Each peptide sample (25 μg), water, captopril 10
0 μg and the substrate Glutaryl-Ala-Ala-Phe-β-
Add 50 µl of naphthylamide (NOVA), 250 µl in total volume
And After 2 hours incubation at 37 ° C, 90 ° C
The enzyme was inactivated by leaving it inside for 10 minutes to stop the reaction. After cooling, preincubation was performed at 37 ° C. for 3 minutes, and then 10 μl of aminopeptidase M (Sigma) was added, followed by incubation at 37 ° C. for 30 minutes. Further, 750 μl of a 0.1% fast garnet GBC solution was added, the released β-naphthylamine was diazotized, left at room temperature, and measured at an absorbance of 525 nm.

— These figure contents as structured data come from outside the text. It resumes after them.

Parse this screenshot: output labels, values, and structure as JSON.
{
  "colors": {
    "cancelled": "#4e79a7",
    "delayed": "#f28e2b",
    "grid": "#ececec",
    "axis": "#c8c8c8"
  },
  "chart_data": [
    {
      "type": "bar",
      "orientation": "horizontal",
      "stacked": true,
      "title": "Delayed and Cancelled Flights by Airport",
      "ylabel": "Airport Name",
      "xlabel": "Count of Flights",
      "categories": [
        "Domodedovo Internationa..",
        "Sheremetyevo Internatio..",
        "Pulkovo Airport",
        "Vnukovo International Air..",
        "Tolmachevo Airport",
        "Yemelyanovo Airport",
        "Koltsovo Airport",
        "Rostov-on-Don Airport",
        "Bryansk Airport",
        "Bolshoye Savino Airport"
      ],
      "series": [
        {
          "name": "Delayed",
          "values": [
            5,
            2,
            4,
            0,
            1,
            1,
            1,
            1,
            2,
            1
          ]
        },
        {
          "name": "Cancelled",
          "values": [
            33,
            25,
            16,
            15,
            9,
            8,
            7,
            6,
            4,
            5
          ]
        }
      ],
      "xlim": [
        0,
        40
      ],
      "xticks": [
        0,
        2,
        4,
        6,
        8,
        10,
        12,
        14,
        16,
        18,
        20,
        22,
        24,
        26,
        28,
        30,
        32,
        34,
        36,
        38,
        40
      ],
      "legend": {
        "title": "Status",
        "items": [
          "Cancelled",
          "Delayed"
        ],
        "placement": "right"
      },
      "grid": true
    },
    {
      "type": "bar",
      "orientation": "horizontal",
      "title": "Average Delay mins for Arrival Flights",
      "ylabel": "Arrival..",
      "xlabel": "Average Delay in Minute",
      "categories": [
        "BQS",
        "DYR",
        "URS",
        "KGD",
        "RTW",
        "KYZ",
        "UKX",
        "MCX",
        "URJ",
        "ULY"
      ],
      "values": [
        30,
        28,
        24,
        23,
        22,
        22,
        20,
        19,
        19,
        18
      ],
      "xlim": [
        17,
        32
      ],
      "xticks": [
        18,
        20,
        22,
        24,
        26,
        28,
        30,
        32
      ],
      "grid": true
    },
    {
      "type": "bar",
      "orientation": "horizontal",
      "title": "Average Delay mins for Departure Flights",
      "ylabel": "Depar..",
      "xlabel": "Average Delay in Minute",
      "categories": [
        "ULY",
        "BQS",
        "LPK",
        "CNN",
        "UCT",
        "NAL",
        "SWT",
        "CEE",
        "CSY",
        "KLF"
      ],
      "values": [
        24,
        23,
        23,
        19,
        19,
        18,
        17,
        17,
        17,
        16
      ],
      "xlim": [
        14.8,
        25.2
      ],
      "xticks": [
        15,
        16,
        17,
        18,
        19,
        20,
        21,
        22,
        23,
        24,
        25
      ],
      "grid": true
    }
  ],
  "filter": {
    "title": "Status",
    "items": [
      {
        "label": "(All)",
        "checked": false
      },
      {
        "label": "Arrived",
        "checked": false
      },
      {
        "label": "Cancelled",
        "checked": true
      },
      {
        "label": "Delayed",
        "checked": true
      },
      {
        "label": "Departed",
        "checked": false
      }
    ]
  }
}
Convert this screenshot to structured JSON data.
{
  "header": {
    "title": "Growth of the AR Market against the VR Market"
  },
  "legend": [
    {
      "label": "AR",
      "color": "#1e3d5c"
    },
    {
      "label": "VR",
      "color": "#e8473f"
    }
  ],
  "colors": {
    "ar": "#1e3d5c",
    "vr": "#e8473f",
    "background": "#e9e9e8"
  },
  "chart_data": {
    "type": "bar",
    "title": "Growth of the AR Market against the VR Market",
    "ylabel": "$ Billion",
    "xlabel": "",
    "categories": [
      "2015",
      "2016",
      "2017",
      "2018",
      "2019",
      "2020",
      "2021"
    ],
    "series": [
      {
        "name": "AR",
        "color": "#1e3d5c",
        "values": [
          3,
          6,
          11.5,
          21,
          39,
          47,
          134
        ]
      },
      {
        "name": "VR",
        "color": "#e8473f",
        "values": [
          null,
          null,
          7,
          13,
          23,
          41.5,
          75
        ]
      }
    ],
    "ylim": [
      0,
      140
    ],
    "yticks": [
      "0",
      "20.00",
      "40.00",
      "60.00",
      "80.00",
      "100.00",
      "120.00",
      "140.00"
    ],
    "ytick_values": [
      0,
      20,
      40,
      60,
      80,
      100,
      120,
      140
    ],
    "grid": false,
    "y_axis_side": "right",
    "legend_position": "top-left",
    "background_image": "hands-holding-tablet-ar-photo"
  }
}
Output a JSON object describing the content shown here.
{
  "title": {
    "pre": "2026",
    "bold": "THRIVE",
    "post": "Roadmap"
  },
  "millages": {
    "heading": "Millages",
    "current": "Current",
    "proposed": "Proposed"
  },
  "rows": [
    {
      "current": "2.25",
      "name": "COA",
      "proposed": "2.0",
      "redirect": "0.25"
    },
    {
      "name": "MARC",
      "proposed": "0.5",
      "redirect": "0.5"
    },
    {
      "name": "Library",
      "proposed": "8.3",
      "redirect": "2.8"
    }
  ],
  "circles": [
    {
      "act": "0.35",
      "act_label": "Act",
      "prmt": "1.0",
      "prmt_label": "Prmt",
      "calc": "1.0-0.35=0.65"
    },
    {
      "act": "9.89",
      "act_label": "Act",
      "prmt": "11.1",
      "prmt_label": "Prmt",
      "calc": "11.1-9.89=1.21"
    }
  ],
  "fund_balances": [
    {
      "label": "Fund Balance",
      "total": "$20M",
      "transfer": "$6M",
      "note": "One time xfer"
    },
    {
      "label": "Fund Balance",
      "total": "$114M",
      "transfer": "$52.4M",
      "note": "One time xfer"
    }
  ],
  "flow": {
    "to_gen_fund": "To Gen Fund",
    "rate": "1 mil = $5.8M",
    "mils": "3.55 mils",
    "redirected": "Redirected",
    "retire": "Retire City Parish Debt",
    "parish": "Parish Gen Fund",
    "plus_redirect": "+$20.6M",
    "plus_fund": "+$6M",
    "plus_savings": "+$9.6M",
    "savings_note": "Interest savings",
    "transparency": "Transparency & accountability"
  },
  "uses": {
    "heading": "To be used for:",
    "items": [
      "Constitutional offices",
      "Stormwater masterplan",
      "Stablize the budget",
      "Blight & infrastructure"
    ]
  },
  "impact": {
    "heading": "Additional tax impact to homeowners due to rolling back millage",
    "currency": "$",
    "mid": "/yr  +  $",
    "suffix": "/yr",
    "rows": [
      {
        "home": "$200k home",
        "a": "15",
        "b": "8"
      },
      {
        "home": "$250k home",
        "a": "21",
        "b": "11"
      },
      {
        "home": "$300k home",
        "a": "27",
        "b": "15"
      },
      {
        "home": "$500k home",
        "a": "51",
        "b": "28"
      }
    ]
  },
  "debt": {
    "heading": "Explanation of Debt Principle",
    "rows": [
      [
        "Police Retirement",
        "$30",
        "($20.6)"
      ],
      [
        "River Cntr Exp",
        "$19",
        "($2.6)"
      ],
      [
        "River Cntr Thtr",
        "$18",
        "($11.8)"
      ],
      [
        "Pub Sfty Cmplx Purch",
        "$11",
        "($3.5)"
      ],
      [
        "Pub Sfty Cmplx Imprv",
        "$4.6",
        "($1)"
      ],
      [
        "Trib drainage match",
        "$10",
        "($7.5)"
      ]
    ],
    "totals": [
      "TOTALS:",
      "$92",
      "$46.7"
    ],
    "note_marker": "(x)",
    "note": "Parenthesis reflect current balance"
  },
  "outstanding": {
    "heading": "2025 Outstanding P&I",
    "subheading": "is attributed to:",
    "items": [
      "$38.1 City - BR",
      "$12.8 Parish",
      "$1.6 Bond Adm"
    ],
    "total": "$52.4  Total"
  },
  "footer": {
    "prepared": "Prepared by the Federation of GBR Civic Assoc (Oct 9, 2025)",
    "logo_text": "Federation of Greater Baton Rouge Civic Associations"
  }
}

(E) Results In addition to the peptides of the formulas (II), (III) and (IV), Pro-Trp-Thr, Val-Tyr-Pro-Trp, Tyr-Pro-Trp, V
al-Val-Tyr-Pro and Val-Tyr-Pro were synthesized in the same manner as in Example 1, and their inhibitory activities on enkephalin-degrading enzymes were determined by spinorphin, Val-Val-Tyr-Pro-Trp-Thr, V
al-Tyr-Pro-Trp-Thr, Tyr-Pro-Trp-Thr, Leu-Val-Val-T
This was compared with a known enkephalin-degrading enzyme inhibitor of yr-Pro (Kinya Nishimura et al., Anesthesia, 42, 1663-1670, 1993). Table 1 shows the results.

[0032]

[Table 1]

From Table 1, it can be seen that the peptides represented by the formulas (II) and (III) are aminopeptidases derived from monkey brain membrane,
Inhibiting dipeptidyl aminopeptidase and angiotensin converting enzyme almost as much as spinorphin, in particular having a higher inhibitory activity on dipeptidyl aminopeptidase than any known inhibitor, and having the formula (IV ) Was found to inhibit dipeptidyl aminopeptidase, enkephalinase, and angiotensin converting enzyme at almost moderate levels.

[0034]

The peptide of the present invention or a salt thereof has an activity of strongly inhibiting enkephalin-degrading enzymes, particularly dipeptidyl aminopeptidase, and thus can be used alone or as an enkephalin- and / or enkephalin-degrading enzyme inhibitor. It can be used for pain relief or alleviation in combination with known enkephalin degrading enzyme inhibitors.

[0035]

[Sequence list]

 ────────────────────────────────────────────────── ─── Continuing on the front page (72) Inventor Yukio Yamamoto F-term (reference) 4C084 AA01 AA02 AA07 BA01 BA16 BA17 DC33 MA13 MA17 MA22 MA23 MA24 MA31 MA35 MA37 MA41 MA43 MA52 MA56 MA60 MA66 NA05 ZA082 ZC202 4H045 AA10 AA30 BA13 BA14 DA55 EA21 FA33

Claims (5)

[Claims] 1. A compound represented by the following formula (I) X ₁ -Val-Val-Tyr-Pro-X ₂ (I) wherein X ₁ is Leu or has no amino acid residue; ₂ indicates Trp or no amino acid residue), provided that Leu-Va
Peptides having enkephalin degrading enzyme inhibitory activity or salts thereof, excluding l-Val-Tyr-Pro. 2. The peptide according to claim 1, which is represented by the following formula (II): Val-Val-Tyr-Pro-Trp (II) or a salt thereof. 3. The peptide according to claim 1, which is represented by the following formula (III): Leu-Val-Val-Tyr-Pro-Trp (III) or a salt thereof. 4. A pharmaceutical composition comprising the peptide according to claim 1 or a salt thereof in a therapeutically effective amount. 5. The pharmaceutical composition according to claim 4, which has an analgesic effect.